Emma sighed, admiring the gardens. “It’s a perfect spot for a romantic getaway.”
“Can’t argue with that.”
They took a walkway past beds of deep-colored pansies, rows of trimmed-back hedges and pale pink cyclamen that had taken over a corner by the ornate iron gate.
Colin opened the gate. “Did your thief go in and out this way?”
“It’s a good guess, but that’s all it is,” Emma said. “We don’t know. It was a dark, rainy night. He could have escaped several different ways without being seen.”
“You’re sure it’s a he?”
“Another good guess but we don’t know.”
“‘We’ meaning the Sharpes or the FBI?”
“Both.”
They went out the gate, shutting it behind them, and turned left onto a narrow street, following Kitty’s directions.
“My question bugged you,” Colin said calmly.
“I expected it,” Emma said. “I’d have asked it myself in your place.”
“It still bugged you.”
They passed a gray stone house with dark green shutters and white lace curtains in tall, sparkling windows. Most of the buildings in the village were painted in a range of primary colors, with colorful awnings, flower boxes and flowerpots, the occasional bench out front. Simple, lovely—Emma wished she could dismiss her nagging doubts about Julianne’s choice of Declan’s Cross and just enjoy the day.

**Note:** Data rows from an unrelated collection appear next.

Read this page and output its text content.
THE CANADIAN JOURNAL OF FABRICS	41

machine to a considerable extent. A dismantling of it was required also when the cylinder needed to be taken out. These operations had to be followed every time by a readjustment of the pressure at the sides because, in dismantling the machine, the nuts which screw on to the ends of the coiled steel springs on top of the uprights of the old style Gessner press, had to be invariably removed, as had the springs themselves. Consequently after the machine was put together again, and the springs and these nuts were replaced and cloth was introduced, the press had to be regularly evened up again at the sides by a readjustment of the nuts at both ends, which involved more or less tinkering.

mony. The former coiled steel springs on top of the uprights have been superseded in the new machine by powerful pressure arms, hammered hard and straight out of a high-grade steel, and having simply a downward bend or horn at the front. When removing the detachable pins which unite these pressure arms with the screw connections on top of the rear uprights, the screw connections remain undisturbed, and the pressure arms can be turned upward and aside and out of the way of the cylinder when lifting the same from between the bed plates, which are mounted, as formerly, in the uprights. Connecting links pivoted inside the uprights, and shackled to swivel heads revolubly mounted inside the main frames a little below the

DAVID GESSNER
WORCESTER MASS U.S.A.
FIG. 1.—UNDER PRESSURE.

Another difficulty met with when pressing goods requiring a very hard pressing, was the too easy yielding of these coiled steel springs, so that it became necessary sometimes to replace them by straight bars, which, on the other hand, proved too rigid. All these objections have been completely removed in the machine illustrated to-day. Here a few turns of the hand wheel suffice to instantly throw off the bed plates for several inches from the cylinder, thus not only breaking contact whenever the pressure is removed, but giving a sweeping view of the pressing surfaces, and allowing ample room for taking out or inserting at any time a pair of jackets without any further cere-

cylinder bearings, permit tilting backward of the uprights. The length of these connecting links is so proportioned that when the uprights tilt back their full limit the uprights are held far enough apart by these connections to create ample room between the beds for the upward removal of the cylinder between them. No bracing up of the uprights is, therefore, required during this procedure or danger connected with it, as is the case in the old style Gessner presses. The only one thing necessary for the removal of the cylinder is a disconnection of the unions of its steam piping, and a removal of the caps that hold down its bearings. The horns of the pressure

They came to the promised red-painted bookshop on the north end of the village and turned right, as Kitty had instructed, onto a narrow lane that took them uphill. Emma felt herself relax as she breathed in the cool, salt-tinged air. The lane leveled off, curving along dramatic cliffs that dropped straight down to the sea, then winding through a patchwork of rolling fields dotted with grazing sheep.
She remembered how much she’d loved the atmosphere of Declan’s Cross on her one visit. So much had changed in the past four years. She wondered how she’d have responded to Colin if he’d turned up in Dublin back then, or if she’d run into him on her day trip down here. He was already an FBI agent, on his first undercover assignment.
Ten to one that Colin Donovan wasn’t any different from the one walking next to her now.
“Smiling at the view of the Celtic Sea?” he asked her.
“It’s spectacular, but no. I was thinking about you and what it would have been like if we’d met sooner.”
“How much sooner?”
“Well, not when I was with the sisters. I expect I needed that time so that I’d be ready when we did meet.”
He laughed. “Learning to shoot probably helped, too.”
“A wonder I didn’t run into you even before the sisters, since we grew up within a few miles of each other. Maybe we did and just didn’t know it.” She slowed her pace and noticed a few yellow blossoms on a cluster of prickly gorse along the edge of the lane. So pretty, she thought, then squinted out at the horizon in the distance as she answered the question that hung between them. “I know my background as a Sharpe is complicated, but growing up around our family business, working for my grandfather, learning as much as I have from him—all of that’s a plus, Colin. Being a Sharpe is an asset in my art crimes work.”